Consider a WordCount problem for a MapReduce Program.
Let us consider Mapper Output is as follows: Hello 1 World 1 Hello 1 Hadoop 1 Hello 1 Hadoop 1
It goes to partitioner( we specify for 2 as no of reducer,)
Now mapoutput get partition in 2 parts
part1 :
Hello 1
Hello 1
Hello 1
Part2: World 1 Hadoop 1 Hadoop 1
Since at reducer: we get input as Hello [1,1,1]
World [1]
Hadoop [1,1]
Please clarify my understanding when this merging of Value happens. for a MapReduce: K1, V1 ->(Mapper o/p) K2, V2 -> (Sort and Shuffle) K3, [V3] -> (reducer o/p) K4, v4
My query is when this merging of value happens, before execution of Combiner or after execution of Combiner(during sort and shuffle). or merging of values happens before giving input to Reducer at reducer level.

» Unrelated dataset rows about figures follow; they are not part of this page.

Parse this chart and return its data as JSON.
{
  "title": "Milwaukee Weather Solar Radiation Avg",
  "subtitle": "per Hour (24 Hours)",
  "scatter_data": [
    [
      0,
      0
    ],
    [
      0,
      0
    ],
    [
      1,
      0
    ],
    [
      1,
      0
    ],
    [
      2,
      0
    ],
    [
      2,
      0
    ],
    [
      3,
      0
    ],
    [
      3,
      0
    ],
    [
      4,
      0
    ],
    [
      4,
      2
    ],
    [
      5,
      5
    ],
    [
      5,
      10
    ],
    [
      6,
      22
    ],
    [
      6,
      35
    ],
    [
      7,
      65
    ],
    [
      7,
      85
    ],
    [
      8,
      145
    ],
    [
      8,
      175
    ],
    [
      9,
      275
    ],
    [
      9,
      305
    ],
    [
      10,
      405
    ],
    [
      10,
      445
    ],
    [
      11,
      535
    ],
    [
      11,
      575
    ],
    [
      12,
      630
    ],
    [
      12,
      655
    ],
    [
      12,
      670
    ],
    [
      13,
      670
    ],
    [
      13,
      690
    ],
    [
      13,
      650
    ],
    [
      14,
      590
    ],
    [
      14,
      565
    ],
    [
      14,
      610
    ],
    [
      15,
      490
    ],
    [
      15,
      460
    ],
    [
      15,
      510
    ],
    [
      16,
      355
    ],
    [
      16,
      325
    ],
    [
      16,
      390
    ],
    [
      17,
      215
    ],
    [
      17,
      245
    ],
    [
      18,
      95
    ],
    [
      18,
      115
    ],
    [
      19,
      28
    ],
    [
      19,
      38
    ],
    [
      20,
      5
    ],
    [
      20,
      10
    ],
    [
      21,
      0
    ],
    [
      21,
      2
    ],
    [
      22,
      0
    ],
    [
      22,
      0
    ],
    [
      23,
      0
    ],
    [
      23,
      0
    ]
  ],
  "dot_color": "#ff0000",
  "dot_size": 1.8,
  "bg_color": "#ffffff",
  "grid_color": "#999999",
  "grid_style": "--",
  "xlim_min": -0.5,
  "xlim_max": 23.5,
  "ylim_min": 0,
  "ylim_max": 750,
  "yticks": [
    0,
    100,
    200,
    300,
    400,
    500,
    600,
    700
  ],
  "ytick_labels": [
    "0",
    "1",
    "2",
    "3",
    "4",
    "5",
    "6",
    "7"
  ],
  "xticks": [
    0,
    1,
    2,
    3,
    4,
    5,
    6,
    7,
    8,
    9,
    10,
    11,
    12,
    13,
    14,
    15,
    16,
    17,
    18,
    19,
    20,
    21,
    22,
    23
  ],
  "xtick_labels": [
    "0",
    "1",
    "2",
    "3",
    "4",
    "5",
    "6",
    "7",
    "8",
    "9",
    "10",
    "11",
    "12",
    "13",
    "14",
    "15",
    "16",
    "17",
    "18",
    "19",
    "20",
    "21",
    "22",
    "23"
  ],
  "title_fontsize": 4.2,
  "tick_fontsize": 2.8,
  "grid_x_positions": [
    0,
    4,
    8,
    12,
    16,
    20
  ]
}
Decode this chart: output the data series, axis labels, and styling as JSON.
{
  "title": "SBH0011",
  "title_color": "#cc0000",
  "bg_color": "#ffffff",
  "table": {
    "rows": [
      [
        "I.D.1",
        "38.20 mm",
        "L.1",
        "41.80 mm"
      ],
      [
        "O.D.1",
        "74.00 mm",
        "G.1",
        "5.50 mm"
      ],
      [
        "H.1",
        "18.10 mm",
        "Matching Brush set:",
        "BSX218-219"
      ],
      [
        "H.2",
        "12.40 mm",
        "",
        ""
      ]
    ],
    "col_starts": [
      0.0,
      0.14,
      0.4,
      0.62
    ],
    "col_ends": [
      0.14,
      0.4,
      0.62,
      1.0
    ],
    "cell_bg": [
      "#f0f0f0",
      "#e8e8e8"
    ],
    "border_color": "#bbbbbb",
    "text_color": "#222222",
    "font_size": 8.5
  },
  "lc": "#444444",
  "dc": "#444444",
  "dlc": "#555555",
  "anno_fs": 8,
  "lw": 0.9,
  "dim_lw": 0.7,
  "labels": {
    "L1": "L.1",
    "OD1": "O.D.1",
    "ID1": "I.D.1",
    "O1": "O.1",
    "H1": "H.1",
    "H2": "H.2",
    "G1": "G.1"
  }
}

Since as per my understanding: Mapper output first goes to in memory when it crosses the threshold of mapreduce.task.io.sort.mb it is spilled to local disk, but before spilling data is sorted by partitions, and within each partition it is sorted by the key after sort Combiner get called to reduce the size. After Mapper completion, spill files get merged and combiner get called depending upon the min.num.spills.for.combine value.
Since, in word count problem the reducer do the accumulation of all values of iterable for each specific key and write the output key and sum of values.
Since Combiner is mini reducer, and we specify the same reducer class for the combiner
Job.setCombinerClass(Reduce.class);
then do call of Combiner before merge is worthful during sort and shuffle or my understanding is not proper.
Please clarify me